The wide angle lens of the opening description is traded for a telescopic lens in the telling of Céleste's story. Likewise, the universal present gives way to the past tense, the general to the particular. Without the benefit of these two different lenses, on y voit mal; the larger picture cannot be seen. The Malivoire family embodies this predicament. The anecdotal section of the text must be read against the paradigmatically layered background of the opening frame. More than mere description, and more than foreshadowing of the events in the second part of the story, it provides a context from which the anecdote can be read, or rather, written. It is that panoramic view, that eternal present that informs our perceptions of the feeble machinations of Céleste and her mother. It is the familiar theme from medieval farce of the dupeur dupé but with a cosmic twist. In Maupassant's universe, there are no innocents; even the underdogs are greedy and bestial. At the same time, these plotters are innocent (ignorant). The dupe fancies herself a duper and is only aware of her entrapment on the most superficial level. The greater picture and the final irony lie outside the confines of the anecdote about Céleste, in the juxtaposition of the latter with the highly charged, heavily burdened descripive frame. The “innocently” used metaphors of the sun and mother earth are transporters whose rides have long been underway, whose time of departure can no longer be traced and whose itinerary, though arbitrary, has come to seem so familiar, so natural, that we feel—instinctively—at home with it, barely knowing, or knowing not at all, that we went along for the ride.

Notes

  1. This is Polyte's term for a sexual adventure that is used at various points in the text when he playfully tries to persuade Céleste to give in to his demands.

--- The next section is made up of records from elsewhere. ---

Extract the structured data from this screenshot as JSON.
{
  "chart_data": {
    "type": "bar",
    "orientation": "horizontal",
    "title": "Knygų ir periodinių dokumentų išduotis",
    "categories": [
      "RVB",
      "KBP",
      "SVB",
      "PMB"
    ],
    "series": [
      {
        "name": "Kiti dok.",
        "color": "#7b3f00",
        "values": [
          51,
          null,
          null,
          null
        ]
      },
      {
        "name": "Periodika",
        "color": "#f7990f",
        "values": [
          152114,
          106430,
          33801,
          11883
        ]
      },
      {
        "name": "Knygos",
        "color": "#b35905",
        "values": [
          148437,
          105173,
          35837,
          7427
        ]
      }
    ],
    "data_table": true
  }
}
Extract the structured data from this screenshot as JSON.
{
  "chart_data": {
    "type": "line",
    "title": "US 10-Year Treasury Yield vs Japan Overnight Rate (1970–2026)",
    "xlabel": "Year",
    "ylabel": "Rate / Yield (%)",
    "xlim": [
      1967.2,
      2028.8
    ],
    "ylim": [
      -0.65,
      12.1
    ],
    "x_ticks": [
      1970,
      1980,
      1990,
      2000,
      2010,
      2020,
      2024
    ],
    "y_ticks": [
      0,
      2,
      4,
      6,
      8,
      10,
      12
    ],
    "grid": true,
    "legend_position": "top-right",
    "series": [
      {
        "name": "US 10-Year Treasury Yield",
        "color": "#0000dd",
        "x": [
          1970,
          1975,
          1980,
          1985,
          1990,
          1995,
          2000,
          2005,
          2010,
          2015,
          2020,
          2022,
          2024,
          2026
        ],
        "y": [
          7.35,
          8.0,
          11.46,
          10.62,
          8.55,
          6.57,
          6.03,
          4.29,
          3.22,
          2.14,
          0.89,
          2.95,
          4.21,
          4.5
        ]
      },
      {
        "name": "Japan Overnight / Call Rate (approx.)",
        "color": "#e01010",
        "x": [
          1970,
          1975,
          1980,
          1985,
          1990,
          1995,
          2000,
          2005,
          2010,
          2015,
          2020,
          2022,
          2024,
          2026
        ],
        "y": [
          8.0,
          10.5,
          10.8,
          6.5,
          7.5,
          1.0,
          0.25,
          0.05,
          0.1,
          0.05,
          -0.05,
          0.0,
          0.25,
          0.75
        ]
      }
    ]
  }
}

  2. On the functioning of overdetermination as well as description, see Michael Riffaterre's “Models of the Literary Sentence” (18-33) and also his Text Production. For a discussion of the relationship between metaphorical and philosophical discourse as well as an analysis of the “sun” as the “metaphor of metaphor,” see Jacques Derrida's Margins of Philosophy (207-71).

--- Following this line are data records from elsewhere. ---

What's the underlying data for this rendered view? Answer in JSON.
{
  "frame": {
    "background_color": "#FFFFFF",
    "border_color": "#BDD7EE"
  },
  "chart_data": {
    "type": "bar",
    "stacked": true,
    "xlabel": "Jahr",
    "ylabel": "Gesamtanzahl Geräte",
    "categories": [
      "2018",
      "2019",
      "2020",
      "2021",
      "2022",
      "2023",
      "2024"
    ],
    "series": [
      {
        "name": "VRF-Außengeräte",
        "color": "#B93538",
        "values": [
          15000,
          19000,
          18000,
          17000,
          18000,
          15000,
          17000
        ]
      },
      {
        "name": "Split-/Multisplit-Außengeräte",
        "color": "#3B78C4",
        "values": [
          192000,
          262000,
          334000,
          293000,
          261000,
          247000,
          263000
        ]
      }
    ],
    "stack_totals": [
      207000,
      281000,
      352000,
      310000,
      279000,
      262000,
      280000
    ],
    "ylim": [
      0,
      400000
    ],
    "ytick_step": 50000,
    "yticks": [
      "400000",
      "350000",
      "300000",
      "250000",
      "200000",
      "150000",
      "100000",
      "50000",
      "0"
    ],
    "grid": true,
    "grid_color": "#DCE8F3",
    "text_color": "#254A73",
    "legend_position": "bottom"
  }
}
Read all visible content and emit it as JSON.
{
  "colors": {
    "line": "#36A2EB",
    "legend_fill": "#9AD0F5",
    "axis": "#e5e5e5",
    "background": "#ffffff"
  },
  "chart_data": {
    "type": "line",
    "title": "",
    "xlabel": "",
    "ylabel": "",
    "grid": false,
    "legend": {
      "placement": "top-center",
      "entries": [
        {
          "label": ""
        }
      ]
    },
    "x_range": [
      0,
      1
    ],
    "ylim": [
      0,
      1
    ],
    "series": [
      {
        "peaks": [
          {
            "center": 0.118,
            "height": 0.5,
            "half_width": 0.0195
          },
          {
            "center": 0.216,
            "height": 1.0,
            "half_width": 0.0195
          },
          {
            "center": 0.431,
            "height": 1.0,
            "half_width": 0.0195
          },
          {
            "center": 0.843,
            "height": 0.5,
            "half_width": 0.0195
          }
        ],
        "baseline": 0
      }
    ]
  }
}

  3. An alternate translation of the Greek root of metaphor as “to carry or bear” seems to join up with Céleste's pregnancy and the “dangerous” logic of the supplement where gain is also loss: of the illusion of immediacy; of single intention; of speech uncontaminated by writing; of the “free ride” that language was thought to provide. “On the level both of the signified and of the signifier … it is not possible to pin down the dividing lines between excess and lack, compensation and corruption.” Barbara Johnson in the introduction to Derrida's Dissemination, (xiii). trans. Barbara Johnson (Chicago: Chicago UP, 1981) xiii.

  4. In the first chapter of her book A Woman's Revenge, Mary Donaldson-Evans discusses the relationship between nature and women in Maupassant's texts. She deals especially with aquatic settings and shows chronological and negative progression in the portrayal of women.

  5. This and subsequent emphases of the Maupassant text are mine.

  6. In Roland Barthes's article of the same name, he examines the way descriptive details function in a text, for example, by Flaubert and identifies this as a particularly modernist gesture. The details in question “ne disent finalement rien d'autre que ceci: nous sommes le réel” (89).

  7. “… le métal, à chaque pas qu'elles font, jette une flamme éblouissant et blanche sous le soleil qui le frappe” (192).

Works Cited

Barthes, Roland. “L'effet de réel.” Littérature et réalité. Paris: Seuil, 1982. 81-89.

Derrida, Jacques. Dissemination. Trans. Barbara Johnson. Chicago: Chicago UP, 1981.

———. Margins of Philosophy. Trans. Alan Bass. Chicago: U of Chicago P, 1982.

Donaldson-Evans, Mary. A Woman's Revenge. Lexington: French Forum, 1986.

Maupassant, Guy de. “L'Aveu.” Contes et nouvelles. Paris: Gallimard, 1979. 192-97.

Riffaterre, Michael. “Models of the Literary Sentence.” French Literary Theory Today. Ed. Tzvetan Todorov. Cambridge: Cambridge UP, 1982.

———. Text Production. New York: Columbia UP, 1983.

Schor, Naomi. Breaking the Chain. New York: Columbia UP, 1985.